Ma le polemiche continuano anche in riferimento alle dichiarazioni di Giampaolo Giuliani ricercatore dell’Istituto nazionale di fisica nucleare dei laboratori nazionali del Gran Sasso che aveva previsto, già una settimana fa, un terremoto basandosi sull’analisi di un gas (il Radon) sprigionato dalla crosta terrestre; il tecnico ha impiegato due anni per costruire uno strumento in grado di rilevare, osservare e studiare il Randon con l’aiuto di un sismografo che, a causa dell’intenso sciame sismico che ha interessato la zona negli ultimi mesi, ha insospettito lo studioso.
Giuliani ha dichiarato: “È stato tutto proditoriamente architettato perché io potessi essere messo a tacere, addirittura con un avviso di garanzia. E ho le prove che è falso” ed ha, anche, aggiunto: “Dal presidente dell’Istituto Nazionale di Geofisica e Vulcanologia Enzo Boschi e da Guido Bertolaso vorrò le scuse per tutti i morti che ci sono stati oggi a l’Aquila: hanno dichiarato il falso domenica scorsa e ho i testimoni. Le loro dichiarazioni sono false. La mia previsione purtroppo era giusta. Figuriamoci se questi (Boschi e Bertolaso, ndr) ascoltano qualcuno. Figuriamoci. Non mi faccia dire di più, già ho un avviso di garanzia in corso”.
Non si è fatta attendere la replica di Boschi che ha precisato come non sia possibile “fare previsioni precise su dove avverranno i terremoti perché c'é una continua variabilità dei parametri. Per il futuro - ha aggiunto - in linea di principio non dovrebbero esserci scosse della portata di quella di stanotte che ha raggiunto una magnitudo 5.8, ma sicuramente osserveremo molte scosse di assestamento, ne sono già state registrate un centinaio”.

Ma la realtà è che in Italia soltanto un terzo delle abitazioni ubicate nel territorio italiano sono realizzate con criteri antisismici.
Considerando che la prima norma in cui si parla si zone sismiche è la legge 2 febbraio 1974, n. 64 recante “Provvedimenti per le costruzioni con particolari prescrizioni per le zone sismiche” e che secondo dati Istat elaborati dall'Associazione nazionale costruttori edili (Ance), il patrimonio immobiliare ad uso abitativo costruito prima del 1971 è pari a 7,2 milioni edifici, il 63,8% del totale; in questi edifici - precisa l’ANCE - si trovano circa 16.700.000 abitazioni, realizzate fino al 1971, che rappresentano il 61% dello stock abitativo esistente. Tale percentuale deve essere, poi, incrementata di almeno qualche punto considerando le case costruite dal 1972 fino al 1974, portando la percentuale degli immobili costruiti prima della linea di demarcazione del 1974, a oltre il 65%.

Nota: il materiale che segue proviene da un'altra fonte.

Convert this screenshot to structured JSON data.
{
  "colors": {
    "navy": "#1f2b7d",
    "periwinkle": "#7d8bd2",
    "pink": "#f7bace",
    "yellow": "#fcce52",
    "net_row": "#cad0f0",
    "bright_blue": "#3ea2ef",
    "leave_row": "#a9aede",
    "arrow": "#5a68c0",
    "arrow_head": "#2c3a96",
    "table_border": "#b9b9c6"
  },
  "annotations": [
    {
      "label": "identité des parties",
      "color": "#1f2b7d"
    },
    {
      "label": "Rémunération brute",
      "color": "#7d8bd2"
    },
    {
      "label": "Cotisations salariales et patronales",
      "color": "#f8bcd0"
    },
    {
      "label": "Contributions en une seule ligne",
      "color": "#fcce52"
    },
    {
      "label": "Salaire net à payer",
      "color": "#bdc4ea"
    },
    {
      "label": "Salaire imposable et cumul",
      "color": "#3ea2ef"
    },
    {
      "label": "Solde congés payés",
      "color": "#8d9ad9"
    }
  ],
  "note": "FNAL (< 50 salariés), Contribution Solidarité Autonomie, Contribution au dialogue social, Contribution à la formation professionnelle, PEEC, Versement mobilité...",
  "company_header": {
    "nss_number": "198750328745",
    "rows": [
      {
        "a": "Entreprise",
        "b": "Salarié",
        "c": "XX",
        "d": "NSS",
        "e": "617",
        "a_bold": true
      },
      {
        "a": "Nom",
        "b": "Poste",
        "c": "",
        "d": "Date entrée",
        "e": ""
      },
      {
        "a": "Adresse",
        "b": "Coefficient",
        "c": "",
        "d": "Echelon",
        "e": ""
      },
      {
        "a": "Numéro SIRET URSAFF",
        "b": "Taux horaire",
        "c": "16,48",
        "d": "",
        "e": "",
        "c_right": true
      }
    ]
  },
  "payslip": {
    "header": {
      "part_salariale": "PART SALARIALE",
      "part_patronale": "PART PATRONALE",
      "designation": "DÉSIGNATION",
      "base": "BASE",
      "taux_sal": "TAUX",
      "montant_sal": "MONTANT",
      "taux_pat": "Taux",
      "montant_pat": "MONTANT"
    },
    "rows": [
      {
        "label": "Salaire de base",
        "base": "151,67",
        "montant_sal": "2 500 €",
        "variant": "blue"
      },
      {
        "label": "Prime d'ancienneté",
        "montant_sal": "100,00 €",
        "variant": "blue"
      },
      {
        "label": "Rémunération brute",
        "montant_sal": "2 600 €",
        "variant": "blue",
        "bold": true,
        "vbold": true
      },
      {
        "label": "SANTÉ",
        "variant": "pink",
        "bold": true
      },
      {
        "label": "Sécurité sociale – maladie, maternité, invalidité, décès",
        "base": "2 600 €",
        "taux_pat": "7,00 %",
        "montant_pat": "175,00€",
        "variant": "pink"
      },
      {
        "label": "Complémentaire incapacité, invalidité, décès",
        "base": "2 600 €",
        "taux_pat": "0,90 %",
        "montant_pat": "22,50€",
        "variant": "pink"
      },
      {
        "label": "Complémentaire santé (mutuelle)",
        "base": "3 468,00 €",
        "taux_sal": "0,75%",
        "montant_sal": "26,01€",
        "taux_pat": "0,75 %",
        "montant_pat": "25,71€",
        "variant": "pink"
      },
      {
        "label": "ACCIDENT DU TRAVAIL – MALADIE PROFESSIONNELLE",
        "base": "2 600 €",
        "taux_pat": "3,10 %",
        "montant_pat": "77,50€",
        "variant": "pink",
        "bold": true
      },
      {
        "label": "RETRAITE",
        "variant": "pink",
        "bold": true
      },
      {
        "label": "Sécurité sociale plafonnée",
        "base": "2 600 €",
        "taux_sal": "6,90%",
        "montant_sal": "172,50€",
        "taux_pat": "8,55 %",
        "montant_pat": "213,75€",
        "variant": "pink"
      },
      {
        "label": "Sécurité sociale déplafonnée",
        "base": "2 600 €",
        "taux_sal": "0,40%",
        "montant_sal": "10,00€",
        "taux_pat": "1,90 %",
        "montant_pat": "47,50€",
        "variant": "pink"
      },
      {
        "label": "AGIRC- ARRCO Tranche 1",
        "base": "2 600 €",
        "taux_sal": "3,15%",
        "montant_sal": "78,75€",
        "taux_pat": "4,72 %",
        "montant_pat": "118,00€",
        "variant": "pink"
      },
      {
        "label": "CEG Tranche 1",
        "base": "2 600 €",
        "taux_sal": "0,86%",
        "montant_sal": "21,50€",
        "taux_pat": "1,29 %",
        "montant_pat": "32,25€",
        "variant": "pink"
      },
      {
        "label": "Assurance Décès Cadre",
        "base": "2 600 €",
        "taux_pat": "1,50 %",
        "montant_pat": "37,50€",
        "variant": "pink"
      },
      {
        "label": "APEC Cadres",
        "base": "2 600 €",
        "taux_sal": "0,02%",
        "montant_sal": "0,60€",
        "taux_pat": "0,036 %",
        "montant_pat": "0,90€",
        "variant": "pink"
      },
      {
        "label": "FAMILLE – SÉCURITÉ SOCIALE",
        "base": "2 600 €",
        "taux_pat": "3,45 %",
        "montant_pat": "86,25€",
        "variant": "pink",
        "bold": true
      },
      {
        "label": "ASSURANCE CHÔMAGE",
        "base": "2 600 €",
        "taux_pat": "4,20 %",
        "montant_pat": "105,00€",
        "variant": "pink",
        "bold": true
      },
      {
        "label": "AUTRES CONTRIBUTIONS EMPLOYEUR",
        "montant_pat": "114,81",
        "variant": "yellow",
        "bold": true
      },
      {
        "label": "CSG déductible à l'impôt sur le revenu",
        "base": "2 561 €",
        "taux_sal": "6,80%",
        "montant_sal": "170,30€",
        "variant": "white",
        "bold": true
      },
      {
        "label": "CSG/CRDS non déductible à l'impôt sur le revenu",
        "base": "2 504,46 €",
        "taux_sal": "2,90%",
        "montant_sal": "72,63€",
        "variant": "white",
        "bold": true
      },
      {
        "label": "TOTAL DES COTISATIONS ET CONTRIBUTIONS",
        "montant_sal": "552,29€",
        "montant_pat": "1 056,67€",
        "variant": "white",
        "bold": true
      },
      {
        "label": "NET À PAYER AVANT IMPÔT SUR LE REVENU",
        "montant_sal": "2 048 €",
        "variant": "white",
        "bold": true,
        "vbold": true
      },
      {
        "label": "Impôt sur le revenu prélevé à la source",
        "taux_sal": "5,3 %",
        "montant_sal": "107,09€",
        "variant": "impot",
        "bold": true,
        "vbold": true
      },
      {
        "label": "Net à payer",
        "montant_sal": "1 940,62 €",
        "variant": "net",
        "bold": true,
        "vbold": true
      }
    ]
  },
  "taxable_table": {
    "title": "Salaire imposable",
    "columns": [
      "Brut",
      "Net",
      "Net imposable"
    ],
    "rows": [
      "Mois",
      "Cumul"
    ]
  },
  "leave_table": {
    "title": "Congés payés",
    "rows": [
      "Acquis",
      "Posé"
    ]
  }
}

Il problema serio non è, quindi legato alle nuove costruzioni che se correttamente realizzate con le norme sismiche susseguitesi dal 1974 ad oggi sarebbero, certamente, in grado di resistere a terremoti come quello dell’Aquila senza provocare morti, ma per il vasto e diffuso patrimonio edilizio realizzato antecedentemente all’applicazione di norme sismiche che non è in condizione, anche per carenze di natura tecnologica (materiali scadenti, cattivi ammorsamenti tra le pareti) di resistere a scosse sismiche.
Dovrebbe, quindi, essere affrontato il problema di una catalogazione di tutto il patrimonio edilizio antecedentemente alle prime norme sismiche del 1974 e della messa in sicurezza di tutto il patrimonio edilizio stesso ricadente nelle zone sismiche già identificate in occasione del terremoto di San Giuliano di Puglia.